FERNDALE — A Muslim woman who was forced to remove her hijab and subjected to a cross-gender search by the Ferndale Police Department has won a settlement with the city.
Last summer, Helana Bowe, who is African American, was stopped by Ferndale police while she was traveling on Eight Mile road inside the city of Detroit.
Police claimed Bowe was stopped over a suspicion of expired tags. Neither her registration nor insurance were expired. When approached, she informed police that she kept a taser in her purse for protection.
Officers asked if she had a concealed weapons permit for the taser, which Bowe did not have and did not know she needed. She’d bought the taser for protection from a nearby gas station after she’d previously been robbed in a public parking lot.
Bowe was then arrested and transported to the Ferndale Police Department, where she was subjected to a cross-gender search by a male officer and was forced to remove her hijab for a booking photograph, a photo made available to the public in a booking database.
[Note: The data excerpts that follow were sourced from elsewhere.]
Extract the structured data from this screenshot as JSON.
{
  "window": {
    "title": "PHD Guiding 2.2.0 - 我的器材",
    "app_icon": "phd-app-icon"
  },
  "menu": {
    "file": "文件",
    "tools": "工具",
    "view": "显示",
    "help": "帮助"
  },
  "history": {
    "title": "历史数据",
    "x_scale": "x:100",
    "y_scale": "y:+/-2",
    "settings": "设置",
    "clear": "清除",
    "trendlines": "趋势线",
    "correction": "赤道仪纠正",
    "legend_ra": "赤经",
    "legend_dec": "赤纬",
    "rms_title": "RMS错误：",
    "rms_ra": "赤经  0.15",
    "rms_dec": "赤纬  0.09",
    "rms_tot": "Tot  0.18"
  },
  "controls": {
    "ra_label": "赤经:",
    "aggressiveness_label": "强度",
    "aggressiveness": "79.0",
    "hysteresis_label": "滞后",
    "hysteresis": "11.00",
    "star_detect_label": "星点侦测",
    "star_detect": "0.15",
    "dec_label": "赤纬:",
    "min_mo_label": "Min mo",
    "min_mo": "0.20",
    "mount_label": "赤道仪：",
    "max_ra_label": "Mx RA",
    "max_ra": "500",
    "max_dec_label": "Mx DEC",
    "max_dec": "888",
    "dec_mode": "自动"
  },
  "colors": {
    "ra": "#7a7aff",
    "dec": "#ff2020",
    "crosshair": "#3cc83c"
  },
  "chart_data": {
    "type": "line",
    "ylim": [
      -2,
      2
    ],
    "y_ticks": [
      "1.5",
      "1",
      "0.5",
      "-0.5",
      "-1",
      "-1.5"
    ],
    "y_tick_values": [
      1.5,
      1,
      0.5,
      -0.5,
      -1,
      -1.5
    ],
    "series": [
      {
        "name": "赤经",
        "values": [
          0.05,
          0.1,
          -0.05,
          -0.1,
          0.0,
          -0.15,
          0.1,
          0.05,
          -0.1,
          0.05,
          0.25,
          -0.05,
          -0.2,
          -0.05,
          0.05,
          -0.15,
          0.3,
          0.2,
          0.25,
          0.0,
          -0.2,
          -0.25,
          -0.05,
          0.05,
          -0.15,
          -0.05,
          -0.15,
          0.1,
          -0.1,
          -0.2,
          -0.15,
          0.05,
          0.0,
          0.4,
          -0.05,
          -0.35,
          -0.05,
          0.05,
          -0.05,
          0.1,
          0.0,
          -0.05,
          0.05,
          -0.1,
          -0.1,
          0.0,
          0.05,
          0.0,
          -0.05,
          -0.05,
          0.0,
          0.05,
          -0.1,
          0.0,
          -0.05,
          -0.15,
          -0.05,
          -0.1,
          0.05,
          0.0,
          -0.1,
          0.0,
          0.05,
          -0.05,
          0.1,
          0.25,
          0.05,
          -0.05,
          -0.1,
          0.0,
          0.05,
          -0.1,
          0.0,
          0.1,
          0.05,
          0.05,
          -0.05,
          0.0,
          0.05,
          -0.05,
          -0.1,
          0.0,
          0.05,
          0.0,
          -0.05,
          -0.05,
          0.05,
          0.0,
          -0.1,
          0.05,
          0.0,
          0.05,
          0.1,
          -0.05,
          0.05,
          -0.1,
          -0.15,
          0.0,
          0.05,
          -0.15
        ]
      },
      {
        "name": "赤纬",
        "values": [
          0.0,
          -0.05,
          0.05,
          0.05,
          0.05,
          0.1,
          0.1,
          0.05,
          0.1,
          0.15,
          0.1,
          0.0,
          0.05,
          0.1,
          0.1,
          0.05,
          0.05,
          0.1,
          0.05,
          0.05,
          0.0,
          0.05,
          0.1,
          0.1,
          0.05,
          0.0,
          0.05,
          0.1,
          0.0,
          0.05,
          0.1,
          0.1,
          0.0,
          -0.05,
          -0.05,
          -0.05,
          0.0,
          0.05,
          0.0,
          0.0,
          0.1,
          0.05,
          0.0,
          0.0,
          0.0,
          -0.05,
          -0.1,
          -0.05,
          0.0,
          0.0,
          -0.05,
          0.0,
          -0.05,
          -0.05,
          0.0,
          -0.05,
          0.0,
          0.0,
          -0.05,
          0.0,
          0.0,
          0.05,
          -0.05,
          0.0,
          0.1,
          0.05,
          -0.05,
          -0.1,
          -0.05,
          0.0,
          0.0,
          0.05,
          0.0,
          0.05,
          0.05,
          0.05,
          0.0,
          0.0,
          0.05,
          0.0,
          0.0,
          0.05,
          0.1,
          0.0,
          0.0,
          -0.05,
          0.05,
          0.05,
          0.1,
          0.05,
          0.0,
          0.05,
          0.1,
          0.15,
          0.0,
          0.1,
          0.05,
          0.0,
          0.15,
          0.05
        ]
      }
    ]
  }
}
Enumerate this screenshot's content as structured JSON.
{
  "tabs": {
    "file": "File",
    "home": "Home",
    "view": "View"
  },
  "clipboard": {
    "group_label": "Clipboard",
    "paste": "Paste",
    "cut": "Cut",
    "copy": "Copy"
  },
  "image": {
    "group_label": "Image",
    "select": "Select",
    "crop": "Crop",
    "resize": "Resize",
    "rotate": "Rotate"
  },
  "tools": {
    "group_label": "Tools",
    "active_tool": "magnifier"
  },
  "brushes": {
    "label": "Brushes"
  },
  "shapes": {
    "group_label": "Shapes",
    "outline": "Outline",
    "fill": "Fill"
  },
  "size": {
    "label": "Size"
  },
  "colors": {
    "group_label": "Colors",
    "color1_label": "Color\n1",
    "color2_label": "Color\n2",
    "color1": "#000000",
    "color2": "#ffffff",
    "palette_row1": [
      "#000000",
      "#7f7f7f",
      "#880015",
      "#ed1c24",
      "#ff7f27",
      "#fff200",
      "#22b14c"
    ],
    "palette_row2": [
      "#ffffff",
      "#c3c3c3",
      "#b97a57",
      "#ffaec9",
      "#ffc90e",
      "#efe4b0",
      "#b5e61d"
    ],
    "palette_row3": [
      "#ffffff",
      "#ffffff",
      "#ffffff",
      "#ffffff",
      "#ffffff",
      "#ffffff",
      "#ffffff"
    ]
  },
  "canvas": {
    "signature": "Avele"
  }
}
In October, the Michigan chapter of the Council on American Islamic Relations (CAIR-MI) filed a lawsuit in the Federal District Court on Bowe’s behalf, alleging that Ferndale had violated her rights under the U.S. Constitution as well as the Religious Land Use and Institutionalized Persons Act (RLUIPA).
On Thursday, CAIR-MI announced that it had reached a “full and satisfactory settlement” that included the city instituting new policies allowing Muslim women to maintain their hijabs when a booking photo is taken and prohibiting cross-gender searches in the absence of an emergency, as well as a monetary settlement.
CAIR-MI informed The Arab American News that the settlement was in the amount of $37,500. For the victim, beyond the monetary settlement to cover physical and mental damages, it was important to get the department to improve its policies to avoid such civil rights infringements in the future.
“We are pleased to announce this settlement and believe that the policies that Ferndale has put in place will help protect the religious rights of Muslim women who may find themselves in their custody,” CAIR-MI Staff Attorney Amy Doukoure said in a press release. “It is important to remember that the Constitution was written to protect those who are most vulnerable and many of the rights protected by the Bill of Rights were enacted to safeguard our freedoms, specifically during interactions with law enforcement. Religious freedoms remain intact, even when facing arrest or incarceration.”
CAIR’s national office offers educational booklets, called “A Correctional Institution’s Guide to Islamic Religious Practices” and “A Law Enforcement Official’s Guide to the Muslim Community”, to help law enforcement authorities gain a better understanding of Islam and Muslims.